I've used BERTopic to Topic Model lots of datasets to quickly get an intuition for the data.

In this example, we'll look at CWEs.

  • Specifically, generate a Topic Model of the ~1000 CWEs in 1400 View, so we can better understand the underlying patterns and themes.

I did this initially as part of a LinkedIn Thread, to illustrate Topic Modeling as a solution, but also the ease and speed at which it could be done.

Code

Source Code

The starting point code is deliberately chosen as unrelated to CyberSecurity: https://github.com/splevine/harnessing-nlp-cx-demo Mar 2024 (where this repo gives an excellent overview of NLP and BERTopic and SetFit).

The main changes I made were:

  1. Don't use wandb (Weights and Balances) service as it was not needed for the demo
  2. Use the 1400 CWE view 1400.csv as the input Data
  3. Use SentenceTransformer("basel/ATTACK-BERT") as the embedding_model so that CyberSecurity embeddings are used.

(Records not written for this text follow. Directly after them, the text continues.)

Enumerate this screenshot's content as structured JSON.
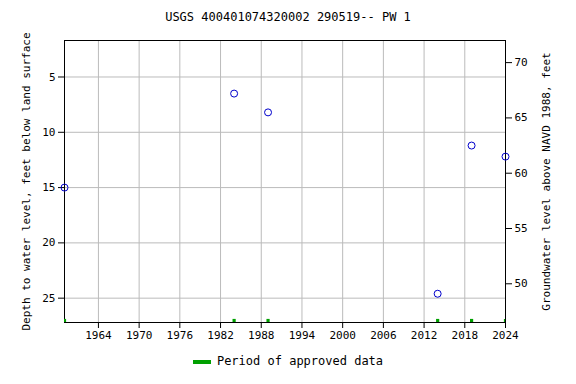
{
  "chart_data": {
    "type": "scatter",
    "title": "USGS 400401074320002 290519-- PW 1",
    "ylabel": "Depth to water level, feet below land surface",
    "y2label": "Groundwater level above NAVD 1988, feet",
    "x": [
      1959,
      1984,
      1989,
      2014,
      2019,
      2024
    ],
    "series": [
      {
        "values": [
          15.0,
          6.5,
          8.2,
          24.6,
          11.2,
          12.2
        ],
        "color": "#0000cc",
        "marker": "circle-open"
      },
      {
        "name": "Period of approved data",
        "color": "#00a000",
        "type": "period",
        "x": [
          1959,
          1984,
          1989,
          2014,
          2019,
          2024
        ]
      }
    ],
    "xlim": [
      1959,
      2024
    ],
    "xticks": [
      1964,
      1970,
      1976,
      1982,
      1988,
      1994,
      2000,
      2006,
      2012,
      2018,
      2024
    ],
    "ylim": [
      1.7,
      27.2
    ],
    "yticks": [
      5,
      10,
      15,
      20,
      25
    ],
    "y2lim": [
      72,
      46.5
    ],
    "y2ticks": [
      50,
      55,
      60,
      65,
      70
    ],
    "grid": true,
    "legend": "bottom"
  }
}
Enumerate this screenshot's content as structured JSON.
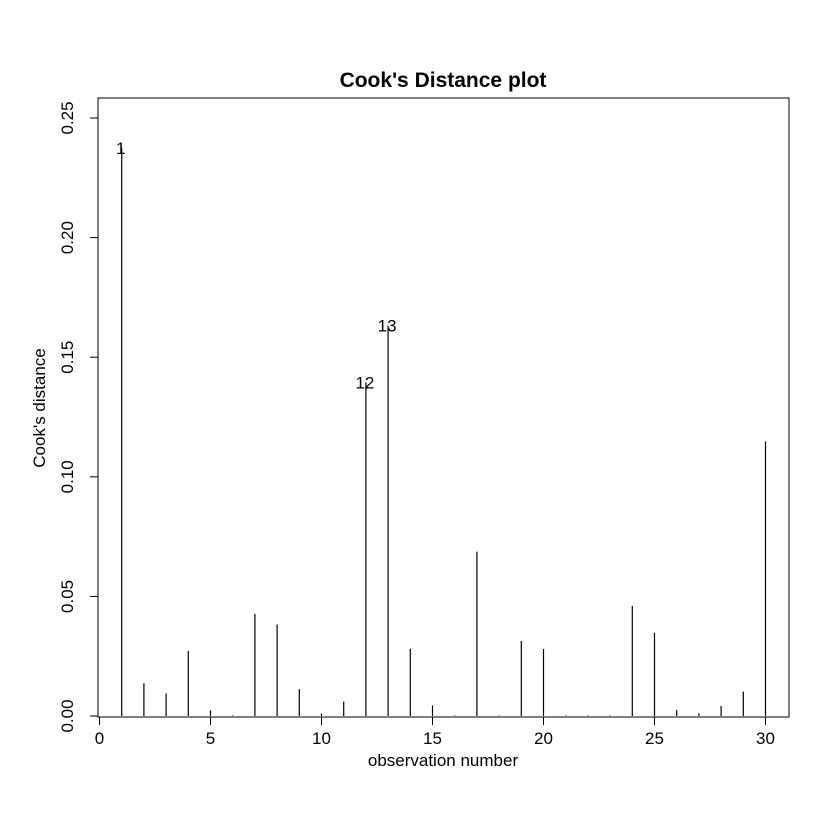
{
  "chart_data": {
    "type": "bar",
    "title": "Cook's Distance plot",
    "xlabel": "observation number",
    "ylabel": "Cook's distance",
    "xlim": [
      0,
      31
    ],
    "ylim": [
      0,
      0.25
    ],
    "x_ticks": [
      0,
      5,
      10,
      15,
      20,
      25,
      30
    ],
    "x_tick_labels": [
      "0",
      "5",
      "10",
      "15",
      "20",
      "25",
      "30"
    ],
    "y_ticks": [
      0,
      0.05,
      0.1,
      0.15,
      0.2,
      0.25
    ],
    "y_tick_labels": [
      "0.00",
      "0.05",
      "0.10",
      "0.15",
      "0.20",
      "0.25"
    ],
    "grid": false,
    "x": [
      1,
      2,
      3,
      4,
      5,
      6,
      7,
      8,
      9,
      10,
      11,
      12,
      13,
      14,
      15,
      16,
      17,
      18,
      19,
      20,
      21,
      22,
      23,
      24,
      25,
      26,
      27,
      28,
      29,
      30
    ],
    "values": [
      0.2375,
      0.0137,
      0.0094,
      0.0272,
      0.0024,
      0.0,
      0.0427,
      0.0382,
      0.0112,
      0.001,
      0.006,
      0.1395,
      0.1632,
      0.0281,
      0.0044,
      0.0002,
      0.0687,
      0.0,
      0.0314,
      0.028,
      0.0002,
      0.0002,
      0.0,
      0.046,
      0.0348,
      0.0025,
      0.0011,
      0.0042,
      0.0102,
      0.1148
    ],
    "labeled_points": [
      {
        "x": 1,
        "label": "1"
      },
      {
        "x": 12,
        "label": "12"
      },
      {
        "x": 13,
        "label": "13"
      }
    ]
  }
}
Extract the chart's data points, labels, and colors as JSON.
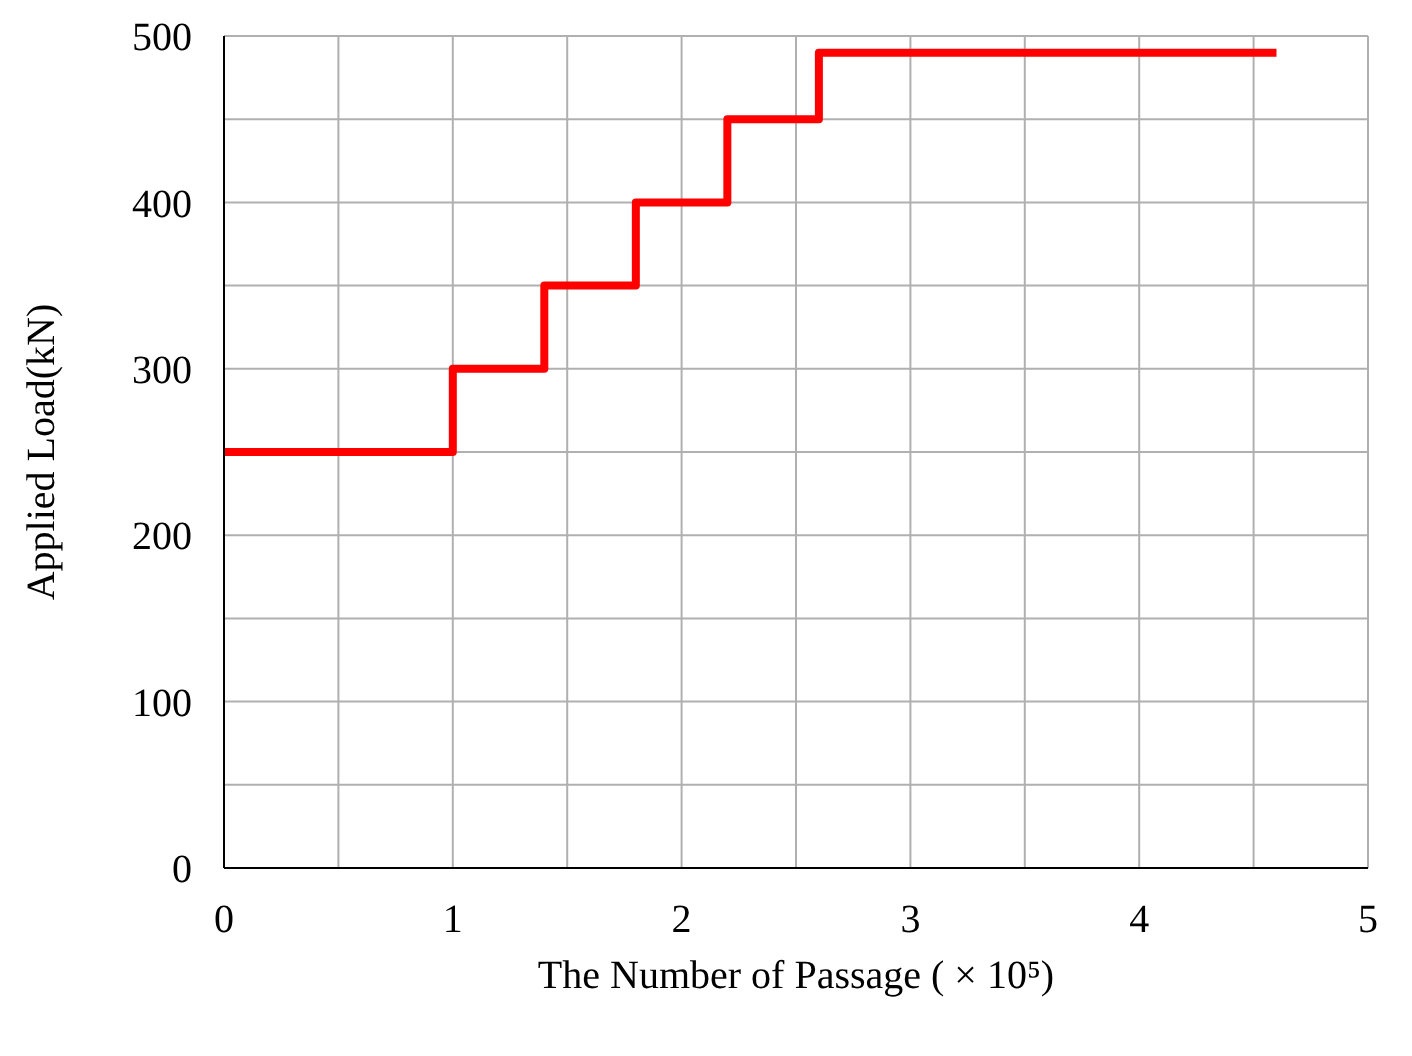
{
  "chart_data": {
    "type": "step",
    "xlabel": "The Number of Passage ( × 10⁵)",
    "ylabel": "Applied Load(kN)",
    "x": [
      0,
      1,
      1.4,
      1.8,
      2.2,
      2.6,
      4.6
    ],
    "series": [
      {
        "color": "#ff0000",
        "values": [
          250,
          300,
          350,
          400,
          450,
          490,
          490
        ]
      }
    ],
    "xlim": [
      0,
      5
    ],
    "xticks": [
      0,
      {
        "value": 0.5,
        "label": null
      },
      1,
      {
        "value": 1.5,
        "label": null
      },
      2,
      {
        "value": 2.5,
        "label": null
      },
      3,
      {
        "value": 3.5,
        "label": null
      },
      4,
      {
        "value": 4.5,
        "label": null
      },
      5
    ],
    "ylim": [
      0,
      500
    ],
    "yticks": [
      0,
      {
        "value": 50,
        "label": null
      },
      100,
      {
        "value": 150,
        "label": null
      },
      200,
      {
        "value": 250,
        "label": null
      },
      300,
      {
        "value": 350,
        "label": null
      },
      400,
      {
        "value": 450,
        "label": null
      },
      500
    ],
    "grid": true,
    "legend": false,
    "line_style": "solid",
    "marker": "none"
  }
}
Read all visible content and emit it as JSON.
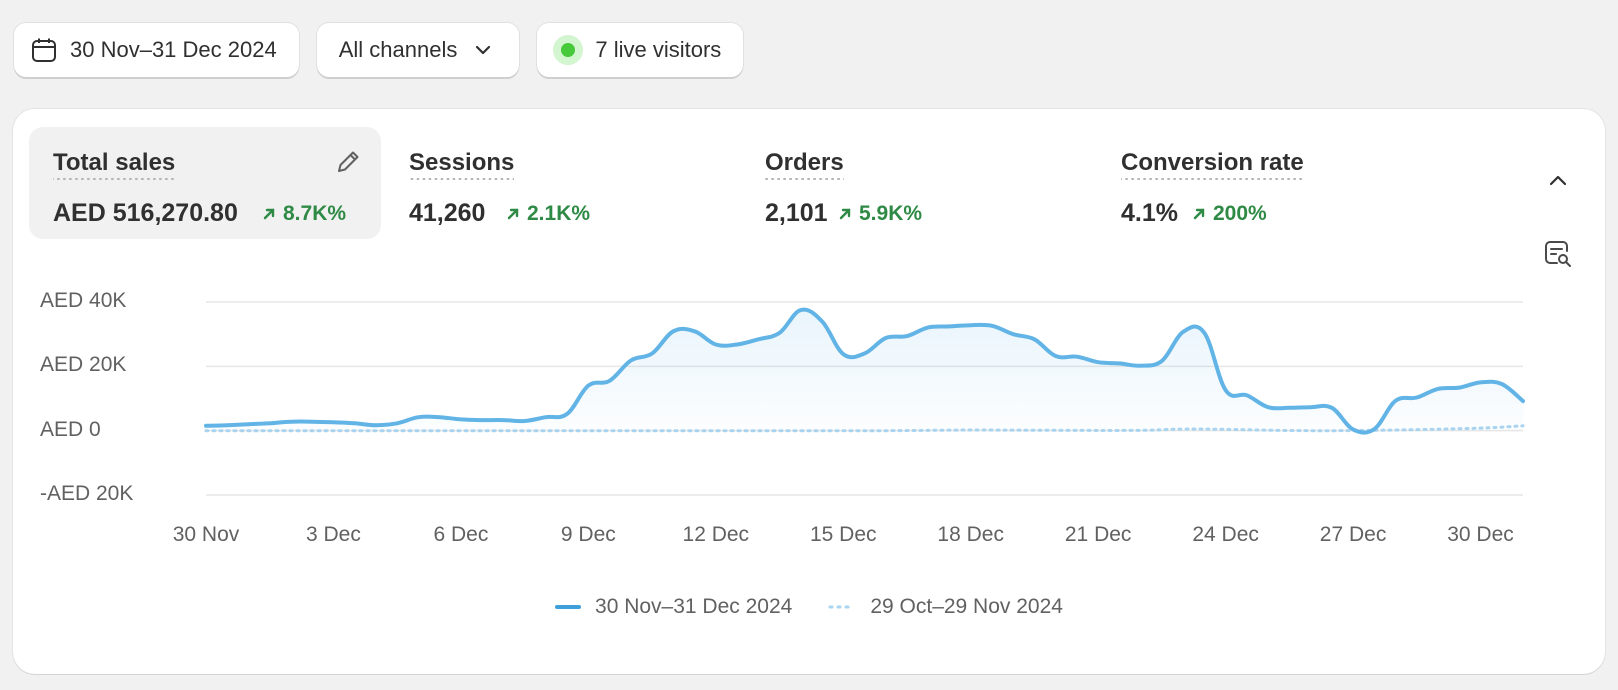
{
  "toolbar": {
    "date_range": "30 Nov–31 Dec 2024",
    "channel": "All channels",
    "live_visitors": "7 live visitors"
  },
  "metrics": [
    {
      "label": "Total sales",
      "value": "AED 516,270.80",
      "delta": "8.7K%"
    },
    {
      "label": "Sessions",
      "value": "41,260",
      "delta": "2.1K%"
    },
    {
      "label": "Orders",
      "value": "2,101",
      "delta": "5.9K%"
    },
    {
      "label": "Conversion rate",
      "value": "4.1%",
      "delta": "200%"
    }
  ],
  "colors": {
    "current": "#62b4e6",
    "previous": "#a9d3ef",
    "positive": "#2e8a45"
  },
  "icons": [
    "calendar-icon",
    "chevron-down-icon",
    "live-dot-icon",
    "pencil-icon",
    "chevron-up-icon",
    "chat-search-icon",
    "arrow-up-right-icon"
  ],
  "chart_data": {
    "type": "line",
    "ylim": [
      -20000,
      40000
    ],
    "y_ticks": [
      {
        "value": 40000,
        "label": "AED 40K"
      },
      {
        "value": 20000,
        "label": "AED 20K"
      },
      {
        "value": 0,
        "label": "AED 0"
      },
      {
        "value": -20000,
        "label": "-AED 20K"
      }
    ],
    "x_ticks": [
      {
        "day": 0,
        "label": "30 Nov"
      },
      {
        "day": 3,
        "label": "3 Dec"
      },
      {
        "day": 6,
        "label": "6 Dec"
      },
      {
        "day": 9,
        "label": "9 Dec"
      },
      {
        "day": 12,
        "label": "12 Dec"
      },
      {
        "day": 15,
        "label": "15 Dec"
      },
      {
        "day": 18,
        "label": "18 Dec"
      },
      {
        "day": 21,
        "label": "21 Dec"
      },
      {
        "day": 24,
        "label": "24 Dec"
      },
      {
        "day": 27,
        "label": "27 Dec"
      },
      {
        "day": 30,
        "label": "30 Dec"
      }
    ],
    "grid": true,
    "series": [
      {
        "name": "30 Nov–31 Dec 2024",
        "style": "solid",
        "x": [
          0,
          0.5,
          1,
          1.5,
          2,
          2.5,
          3,
          3.5,
          4,
          4.5,
          5,
          5.5,
          6,
          6.5,
          7,
          7.5,
          8,
          8.5,
          9,
          9.5,
          10,
          10.5,
          11,
          11.5,
          12,
          12.5,
          13,
          13.5,
          14,
          14.5,
          15,
          15.5,
          16,
          16.5,
          17,
          17.5,
          18,
          18.5,
          19,
          19.5,
          20,
          20.5,
          21,
          21.5,
          22,
          22.5,
          23,
          23.5,
          24,
          24.5,
          25,
          25.5,
          26,
          26.5,
          27,
          27.5,
          28,
          28.5,
          29,
          29.5,
          30,
          30.5,
          31
        ],
        "values": [
          1500,
          1700,
          2000,
          2300,
          2800,
          2800,
          2600,
          2300,
          1700,
          2300,
          4200,
          4200,
          3500,
          3300,
          3300,
          3000,
          4200,
          5200,
          14000,
          15500,
          21800,
          24000,
          30900,
          30900,
          26800,
          26800,
          28400,
          30400,
          37500,
          34000,
          23800,
          24000,
          28800,
          29400,
          32100,
          32400,
          32800,
          32600,
          30000,
          28400,
          23200,
          23000,
          21300,
          20900,
          20200,
          21700,
          30700,
          30400,
          12600,
          11000,
          7300,
          7100,
          7300,
          7100,
          400,
          500,
          9300,
          10300,
          13000,
          13400,
          15000,
          14500,
          9200
        ]
      },
      {
        "name": "29 Oct–29 Nov 2024",
        "style": "dotted",
        "x": [
          0,
          2,
          4,
          6,
          8,
          10,
          12,
          14,
          16,
          18,
          20,
          22,
          23,
          24,
          26,
          28,
          30,
          31
        ],
        "values": [
          0,
          0,
          0,
          0,
          0,
          0,
          0,
          0,
          0,
          200,
          100,
          100,
          500,
          400,
          0,
          200,
          800,
          1500
        ]
      }
    ],
    "legend_position": "bottom-center"
  }
}
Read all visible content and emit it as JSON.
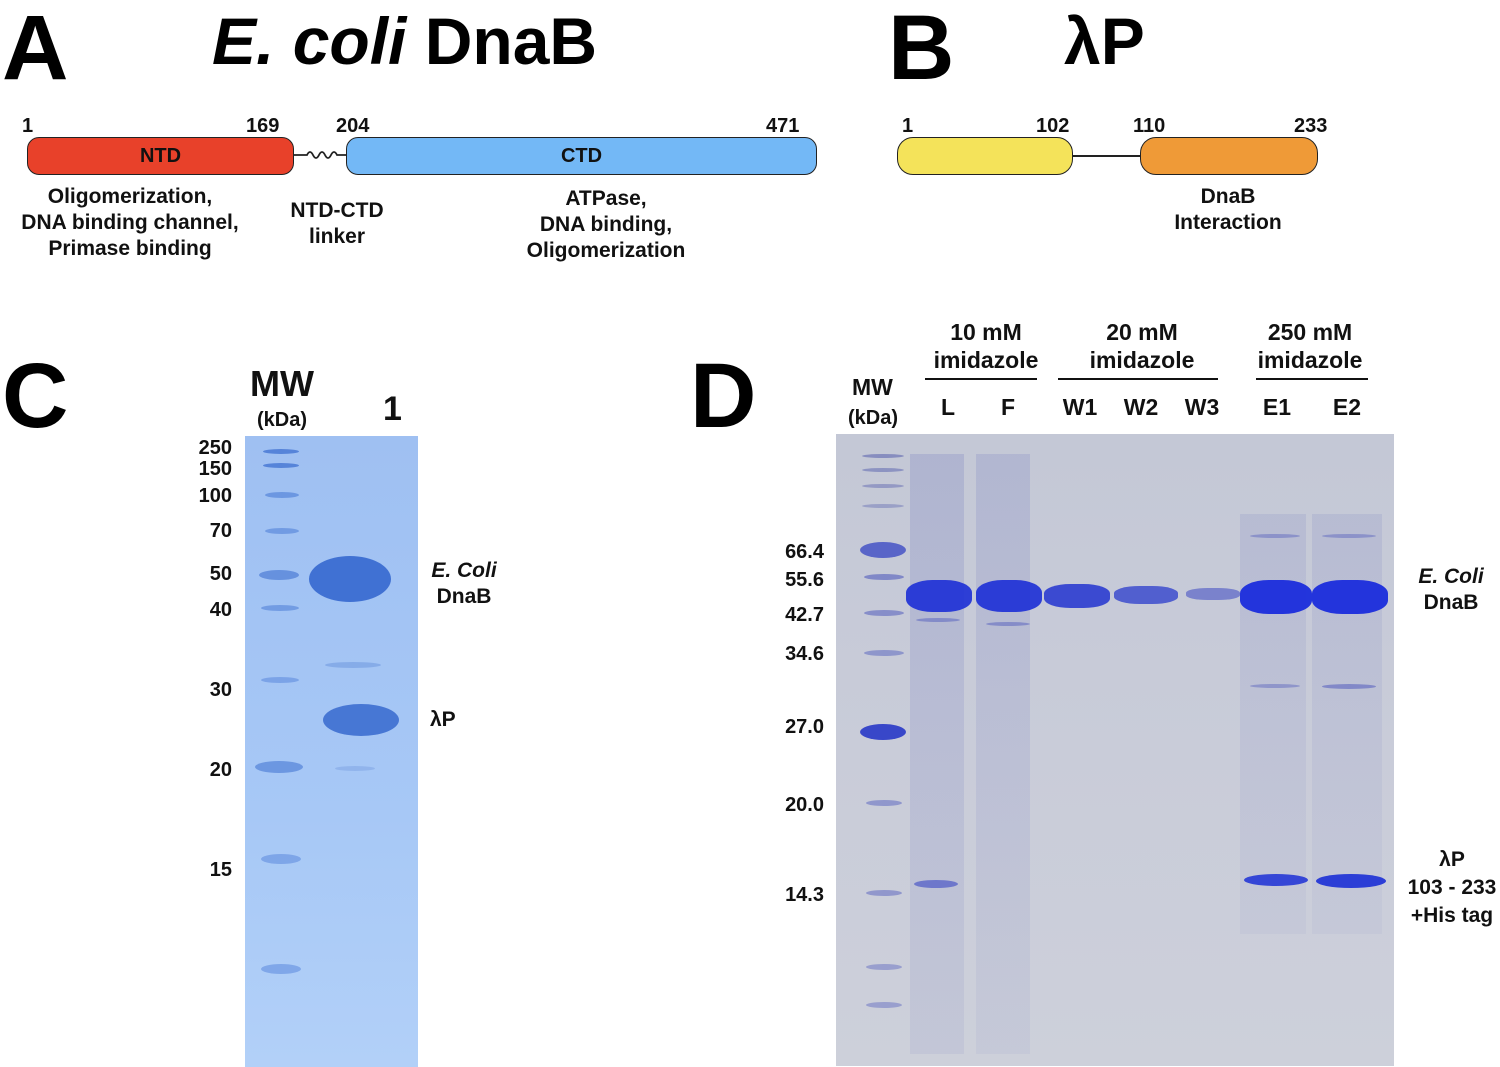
{
  "panelA": {
    "letter": "A",
    "title_italic": "E. coli",
    "title_rest": " DnaB",
    "positions": [
      "1",
      "169",
      "204",
      "471"
    ],
    "domains": [
      {
        "label": "NTD",
        "color": "#e8412a"
      },
      {
        "label": "CTD",
        "color": "#73b8f6"
      }
    ],
    "descriptions": {
      "ntd": [
        "Oligomerization,",
        "DNA binding channel,",
        "Primase binding"
      ],
      "linker": [
        "NTD-CTD",
        "linker"
      ],
      "ctd": [
        "ATPase,",
        "DNA binding,",
        "Oligomerization"
      ]
    }
  },
  "panelB": {
    "letter": "B",
    "title": "λP",
    "positions": [
      "1",
      "102",
      "110",
      "233"
    ],
    "domains": [
      {
        "color": "#f4e35a"
      },
      {
        "color": "#ef9a37"
      }
    ],
    "description": [
      "DnaB",
      "Interaction"
    ]
  },
  "panelC": {
    "letter": "C",
    "mw_label": "MW",
    "kda_label": "(kDa)",
    "lane_label": "1",
    "markers": [
      "250",
      "150",
      "100",
      "70",
      "50",
      "40",
      "30",
      "20",
      "15"
    ],
    "band_labels": {
      "dnab_italic": "E. Coli",
      "dnab": "DnaB",
      "lp": "λP"
    }
  },
  "panelD": {
    "letter": "D",
    "mw_label": "MW",
    "kda_label": "(kDa)",
    "groups": [
      {
        "line1": "10 mM",
        "line2": "imidazole"
      },
      {
        "line1": "20 mM",
        "line2": "imidazole"
      },
      {
        "line1": "250 mM",
        "line2": "imidazole"
      }
    ],
    "lanes": [
      "L",
      "F",
      "W1",
      "W2",
      "W3",
      "E1",
      "E2"
    ],
    "markers": [
      "66.4",
      "55.6",
      "42.7",
      "34.6",
      "27.0",
      "20.0",
      "14.3"
    ],
    "band_labels": {
      "dnab_italic": "E. Coli",
      "dnab": "DnaB",
      "lp1": "λP",
      "lp2": "103 - 233",
      "lp3": "+His tag"
    }
  }
}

The code and visualizations are available here: https://colab.research.google.com/drive/168i3oHekL4Cva2s2w01KMq6mnffDgxIS?usp=sharing No effort was made to optimize the topic modeling i.e. it was completely unsupervised.

Topic Model of the ~1000 CWEs in 1400 View

The top level categorizations of CVE 1400 per https://cwe.mitre.org/data/definitions/1400.html.

The Topic Model of 1400 CWE view 1400.csv with the top level categorizations overlayed in bold to allow comparison of the top level groupings assigned by MITRE and the Topic Modeling.

Other visualizations are available in the Colab Notebook.

Takeaways

Takeaways

  1. Topic Modeling with BERTopic is a powerful unsupervised learning approach to quickly and easily get an intuition for a set of documents.